Pensando nas tendências atuais que já estão por aí, destaco:

  • A continuidade dos gourmands, agora mais luminosos, em um mundo que busca por transparência, ética e honestidade. A dose do açúcar diminui, há mais sutileza e delicadeza depois de anos de superdoses. Notas densas de café, chocolate, caramelo estão em queda, elas ganham novas leituras mais leves e claras, com efeitos aerados de espumas, mousses e chantilys. Mais refinadas, vão deixando pesados gourmands em algum lugar do passado.
  • Os soft perfumes ou não perfumes, são feitos à base de formulações muito simples, com ingredientes tecnológicos de alta projeção e persistência com sutileza, é o caso das moléculas Iso E Super e Cetalox, por exemplo. A proposta aqui é finalizar o perfume na sua própria pele ou combinando com outro perfume porque eles são mais neutros, funcionam como um primer, uma base e combinam facilmente com perfumes de mais personalidade.
  • É a vez também dos florais no Brasil. Os tradicionais e bem aceitos buquês florais sem uma flor em evidência vão abrindo espaço para maior refinamento onde fragrâncias passam a valorizar uma única flor. Consumidores mais informados se interessam por ingredientes e passam a compreender e valorizar novas possibilidades olfativas. Flores brancas, solares, combinadas com espumas de coco. Florais brancos muito limpos e com evidente assinatura verde, traduzindo naturalidade e ares de escapismo atendem à busca por autenticidade.
  • A volta dos perfumes refrescantes, com estruturas Eau de Cologne, e notas alavandadas, colônias feitas para usar em abundância, trazendo frescor, atributos tão relevantes para o nosso clima e cultura. Nos últimos anos, o caminho do frescor e abundância foi substituído pela busca por fixação extrema, e tudo indica que ela tenha chegado ao seu limite. O contraponto esperado é o efeito pêndulo, a busca e o desejo por frescor e leveza, o retorno do bem-estar.

UMA DICA?

É hora de ousar.

Ladies-in-waiting, de Dina Broadhurst.

A sede do consumidor por conteúdo cresce a cada dia. Como fundadora de uma escola de perfumaria, sinto isso em cada atendimento. Não basta informação, é preciso filtro, é preciso conceito. O story-telling precisa muito mais que encantamento. O consumidor quer saber o que está por trás das criações de cada novo perfume, ele se apaixona por histórias relevantes e humanas. Se eu pudesse indicar uma só frase para guiar o movimento da perfumaria brasileira, seria: busca por propósito.

Até a próxima!
Alê Tucci.

Paralela Escola Olfativa
Paralela Escola Olfativa
Uma escola livre que nos inspira não só a pensar ou fazer diferente, mas a sentir.

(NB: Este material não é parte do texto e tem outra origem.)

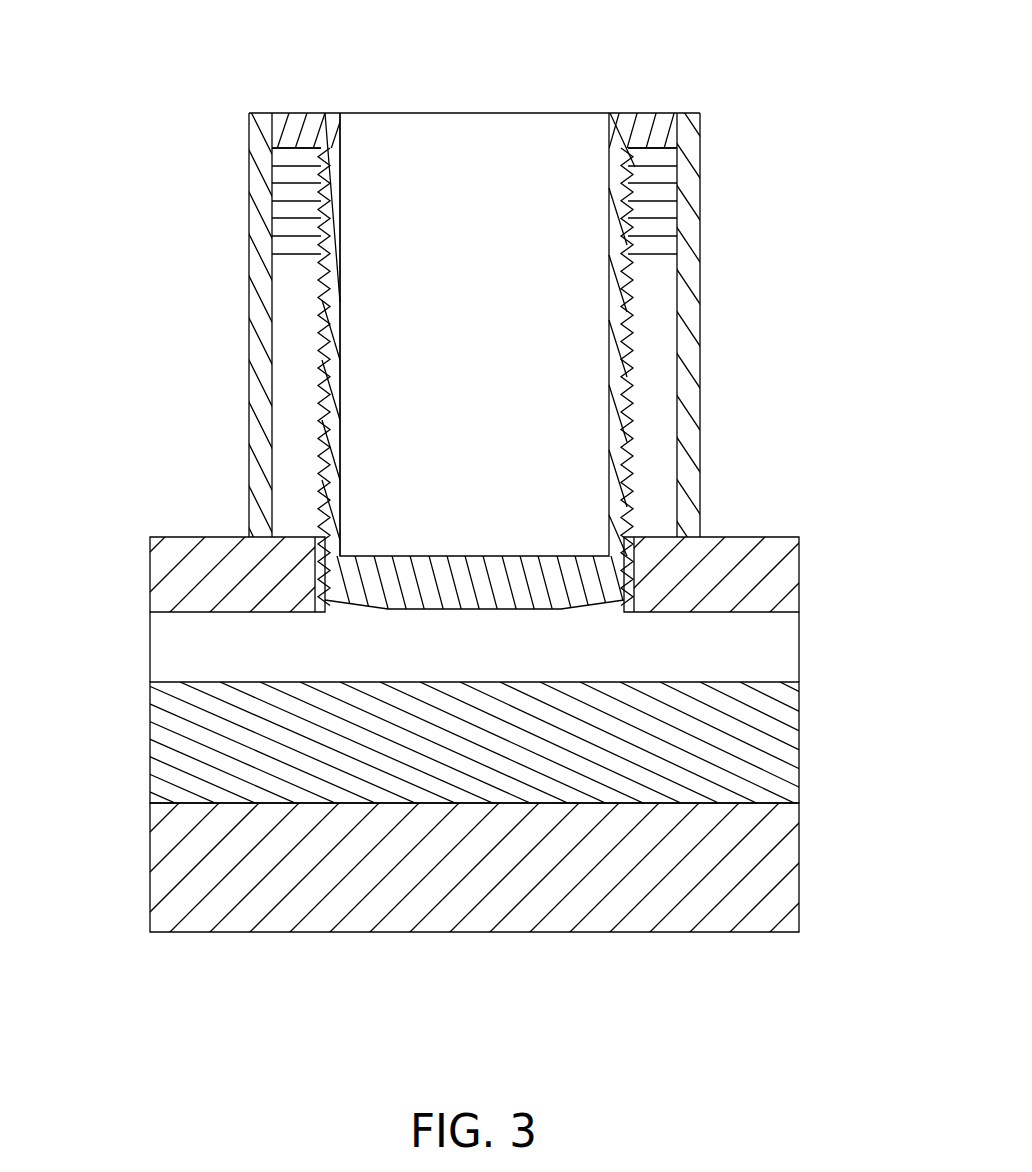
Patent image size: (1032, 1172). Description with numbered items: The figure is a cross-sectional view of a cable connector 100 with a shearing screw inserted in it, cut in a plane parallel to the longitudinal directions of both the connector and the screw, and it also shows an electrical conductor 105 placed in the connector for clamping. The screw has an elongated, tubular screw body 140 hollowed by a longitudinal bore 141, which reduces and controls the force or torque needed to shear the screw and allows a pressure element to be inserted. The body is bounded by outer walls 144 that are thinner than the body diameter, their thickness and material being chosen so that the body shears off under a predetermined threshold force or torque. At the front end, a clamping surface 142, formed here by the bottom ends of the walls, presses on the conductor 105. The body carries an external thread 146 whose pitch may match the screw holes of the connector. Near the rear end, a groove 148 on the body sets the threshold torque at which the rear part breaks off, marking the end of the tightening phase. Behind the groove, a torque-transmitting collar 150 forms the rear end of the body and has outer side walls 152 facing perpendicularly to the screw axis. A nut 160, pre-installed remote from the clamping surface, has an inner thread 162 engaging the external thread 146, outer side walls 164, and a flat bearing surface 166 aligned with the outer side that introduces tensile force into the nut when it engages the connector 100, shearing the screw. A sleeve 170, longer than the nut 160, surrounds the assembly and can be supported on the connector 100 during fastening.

The cable connector 100 is at (774, 600).
The electrical conductor 105 is at (231, 759).
The screw body 140 is at (593, 580).
The longitudinal bore 141 is at (568, 462).
The clamping surface 142 is at (444, 618).
The outer walls 144 is at (628, 515).
The external thread 146 is at (319, 401).
The groove 148 is at (346, 158).
The collar 150 is at (289, 131).
The outer side walls 152 is at (685, 131).
The nut 160 is at (285, 194).
The inner thread 162 is at (634, 160).
The outer side walls 164 is at (685, 221).
The bearing surface 166 is at (658, 262).
The sleeve 170 is at (248, 311).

Somos a única no Brasil a oferecer certificado pela Cinquième Sens (escola francesa com 43 anos de atuação na França e presente em mais de 10 países) e a pioneira no Brasil, em que sentir para entender a perfumaria é a principal metodologia. Não ensinamos fórmulas prontas: ensinamos a pensar, a ousar. Nesses quase 8 anos de atuação, recebemos mais de 1200 alunos na nossa sede, em São Paulo, e os incentivamos a olhar para a perfumaria em todos os ângulos.

10 Comentários

  1. Sandra Oliveira disse:

    Parabéns pela reflexão, mas faltou citar uma marca que está cada vez mais presente no mercado brasileiro, inclusive, criou uma segunda marca específicamente para o Brasil que eh a Loccitane o Brasil, pertencente ao Group Loccitane! Lembrando que atualmente ela está indo ao encontro a essa nova proposta que citou texto, propósito, sensorialidade!

  2. Maria da Gloria S Bagués disse:

    Sou apaixonada pela perfumaria, vendo perfumes importados e nacionais, tenho muito interesse em aprender cada vez mais

  3. Douglas disse:

    Os mercados em todas as áreas estão ficando cada vez mais desafiadores, e não seria diferente na perfumaria. Obrigado Alê por compartilhar esses insights conosco.

  4. MARTA BAGOLIN disse:

    Parabéns pelo artigo Ale. Muito bem escrito e oportuno

  5. Sandro Spina disse:

    Parabéns pela matéria sempre atual e elegante ! ainda sonho em fazer seu curso !!